İsrail Golan'dan çekildikten sonra uyarı istasyonları kurmak
istedi, Suriye bunu reddetti. Aralık 1995 - İsrail ile Suriye,
Washington'un doğusundaki Maryland bölgesinde yeniden barış
görüşmelerine oturdu, ancak görüşmelerden somut bir sonuç çıkmadı.
Mart 1996 - Filistinli militanların düzenlediği 4 ayrı intihar
saldırısında 59 kişinin ölümünden sonra Suriye ile görüşme
masasından çekildi. Suriye, müzakerelere yeniden başlamak için
Filistinli radikal örgütlerin Şam'daki bürolarının kapatılmasını
istedi, Suriye bunu da reddetti. Nisan 1996 - İsrail savaş uçakları
Lübnan'ın başkenti Beyrut'taki hedeflere saldırı düzenledi.
Saldırıda Suriyeli 1 asker öldü, 7'si yaralandı. Temmuz 1996 -
İsrail ordunun güvenlik garantilerine karşılık Lübnan'ın güneyinden
çekilme temelinde müzakerelere yeniden başlamayı önerse de, Suriye
teklifi reddetti.

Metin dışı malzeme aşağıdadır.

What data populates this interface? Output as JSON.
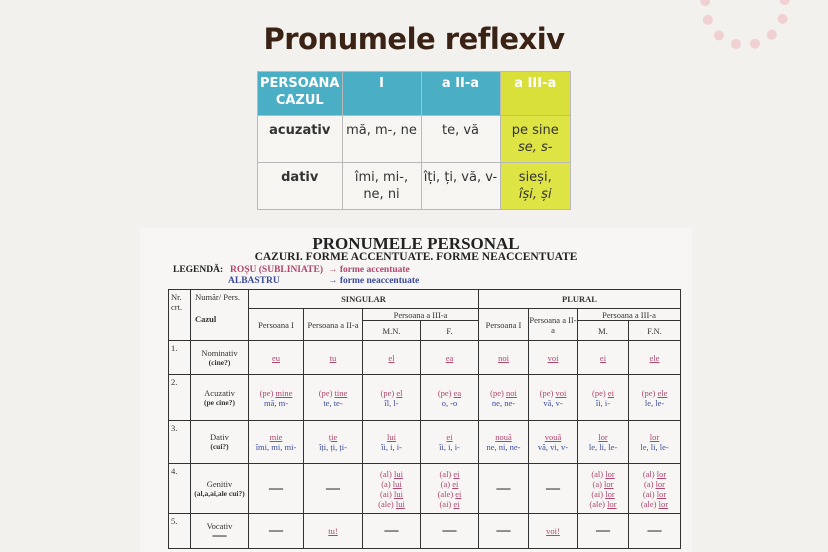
{
  "title": "Pronumele reflexiv",
  "reflexive_table": {
    "header": [
      "PERSOANA\nCAZUL",
      "I",
      "a II-a",
      "a III-a"
    ],
    "rows": [
      {
        "case": "acuzativ",
        "c1": "mă, m-, ne",
        "c2": "te, vă",
        "c3": "pe sine",
        "c3i": "se, s-"
      },
      {
        "case": "dativ",
        "c1": "îmi, mi-, ne, ni",
        "c2": "îți, ți, vă, v-",
        "c3": "sieși,",
        "c3i": "își, și"
      }
    ],
    "colors": {
      "header": "#4aaec4",
      "third": "#dde444"
    }
  },
  "personal": {
    "title": "PRONUMELE PERSONAL",
    "subtitle": "CAZURI. FORME ACCENTUATE. FORME NEACCENTUATE",
    "legend_label": "LEGENDĂ:",
    "legend_red": "ROȘU (SUBLINIATE)",
    "legend_red_desc": "→ forme accentuate",
    "legend_blue": "ALBASTRU",
    "legend_blue_desc": "→ forme neaccentuate",
    "colors": {
      "accent": "#b0456e",
      "unaccent": "#3a4a9a"
    },
    "headers": {
      "nr": "Nr. crt.",
      "numar": "Număr/ Pers.",
      "cazul": "Cazul",
      "singular": "SINGULAR",
      "plural": "PLURAL",
      "p1": "Persoana I",
      "p2": "Persoana a II-a",
      "p3": "Persoana a III-a",
      "mn": "M.N.",
      "f": "F.",
      "m": "M.",
      "fn": "F.N."
    },
    "rows": [
      {
        "nr": "1.",
        "case": "Nominativ",
        "q": "(cine?)",
        "cells": [
          [
            {
              "a": "eu"
            }
          ],
          [
            {
              "a": "tu"
            }
          ],
          [
            {
              "a": "el"
            }
          ],
          [
            {
              "a": "ea"
            }
          ],
          [
            {
              "a": "noi"
            }
          ],
          [
            {
              "a": "voi"
            }
          ],
          [
            {
              "a": "ei"
            }
          ],
          [
            {
              "a": "ele"
            }
          ]
        ]
      },
      {
        "nr": "2.",
        "case": "Acuzativ",
        "q": "(pe cine?)",
        "cells": [
          [
            {
              "p": "(pe) ",
              "a": "mine"
            },
            {
              "u": "mă, m-"
            }
          ],
          [
            {
              "p": "(pe) ",
              "a": "tine"
            },
            {
              "u": "te, te-"
            }
          ],
          [
            {
              "p": "(pe) ",
              "a": "el"
            },
            {
              "u": "îl, l-"
            }
          ],
          [
            {
              "p": "(pe) ",
              "a": "ea"
            },
            {
              "u": "o, -o"
            }
          ],
          [
            {
              "p": "(pe) ",
              "a": "noi"
            },
            {
              "u": "ne, ne-"
            }
          ],
          [
            {
              "p": "(pe) ",
              "a": "voi"
            },
            {
              "u": "vă, v-"
            }
          ],
          [
            {
              "p": "(pe) ",
              "a": "ei"
            },
            {
              "u": "îi, i-"
            }
          ],
          [
            {
              "p": "(pe) ",
              "a": "ele"
            },
            {
              "u": "le, le-"
            }
          ]
        ]
      },
      {
        "nr": "3.",
        "case": "Dativ",
        "q": "(cui?)",
        "cells": [
          [
            {
              "a": "mie"
            },
            {
              "u": "îmi, mi, mi-"
            }
          ],
          [
            {
              "a": "ție"
            },
            {
              "u": "îți, ți, ți-"
            }
          ],
          [
            {
              "a": "lui"
            },
            {
              "u": "îi, i, i-"
            }
          ],
          [
            {
              "a": "ei"
            },
            {
              "u": "îi, i, i-"
            }
          ],
          [
            {
              "a": "nouă"
            },
            {
              "u": "ne, ni, ne-"
            }
          ],
          [
            {
              "a": "vouă"
            },
            {
              "u": "vă, vi, v-"
            }
          ],
          [
            {
              "a": "lor"
            },
            {
              "u": "le, li, le-"
            }
          ],
          [
            {
              "a": "lor"
            },
            {
              "u": "le, li, le-"
            }
          ]
        ]
      },
      {
        "nr": "4.",
        "case": "Genitiv",
        "q": "(al,a,ai,ale cui?)",
        "cells": [
          [
            {
              "d": "—"
            }
          ],
          [
            {
              "d": "—"
            }
          ],
          [
            {
              "p": "(al) ",
              "a": "lui"
            },
            {
              "p": "(a) ",
              "a": "lui"
            },
            {
              "p": "(ai) ",
              "a": "lui"
            },
            {
              "p": "(ale) ",
              "a": "lui"
            }
          ],
          [
            {
              "p": "(al) ",
              "a": "ei"
            },
            {
              "p": "(a) ",
              "a": "ei"
            },
            {
              "p": "(ale) ",
              "a": "ei"
            },
            {
              "p": "(ai) ",
              "a": "ei"
            }
          ],
          [
            {
              "d": "—"
            }
          ],
          [
            {
              "d": "—"
            }
          ],
          [
            {
              "p": "(al) ",
              "a": "lor"
            },
            {
              "p": "(a) ",
              "a": "lor"
            },
            {
              "p": "(ai) ",
              "a": "lor"
            },
            {
              "p": "(ale) ",
              "a": "lor"
            }
          ],
          [
            {
              "p": "(al) ",
              "a": "lor"
            },
            {
              "p": "(a) ",
              "a": "lor"
            },
            {
              "p": "(ai) ",
              "a": "lor"
            },
            {
              "p": "(ale) ",
              "a": "lor"
            }
          ]
        ]
      },
      {
        "nr": "5.",
        "case": "Vocativ",
        "q": "—",
        "cells": [
          [
            {
              "d": "—"
            }
          ],
          [
            {
              "a": "tu!"
            }
          ],
          [
            {
              "d": "—"
            }
          ],
          [
            {
              "d": "—"
            }
          ],
          [
            {
              "d": "—"
            }
          ],
          [
            {
              "a": "voi!"
            }
          ],
          [
            {
              "d": "—"
            }
          ],
          [
            {
              "d": "—"
            }
          ]
        ]
      }
    ]
  }
}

Clinton'ın Ortadoğu temsilcisi Dennis Ross,
İsrail-Suriye barış görüşmelerinde başarısız oldu. Ağustos 1996 -
İsrail "küresel barış müzakereleri" önerdi. Suriye reddetti ve
barıya karşılık toprak değiş tokuşu ilkesini talep etti. Temmuz
1997 - İsrail parlamentosu Golan Tepeleri'nden her türlü çekilmeye
karşı bir kanunu oyladı. Haziran 1999 - Hafız Esad, Başbakan
seçilen Ehud Barak'ı, Suriye ile barış isteyen "güçlü ve güvenilir
bir adam" olarak nitelendirdi. Temmuz 1999 - Barak, iktidara
geldiğinde, İsrail'in işgal ettiği Güney Lübnan'dan bir yıl içinde
geri çekilmesi ve barış sağlanması için çalışacağını taahhüt etti.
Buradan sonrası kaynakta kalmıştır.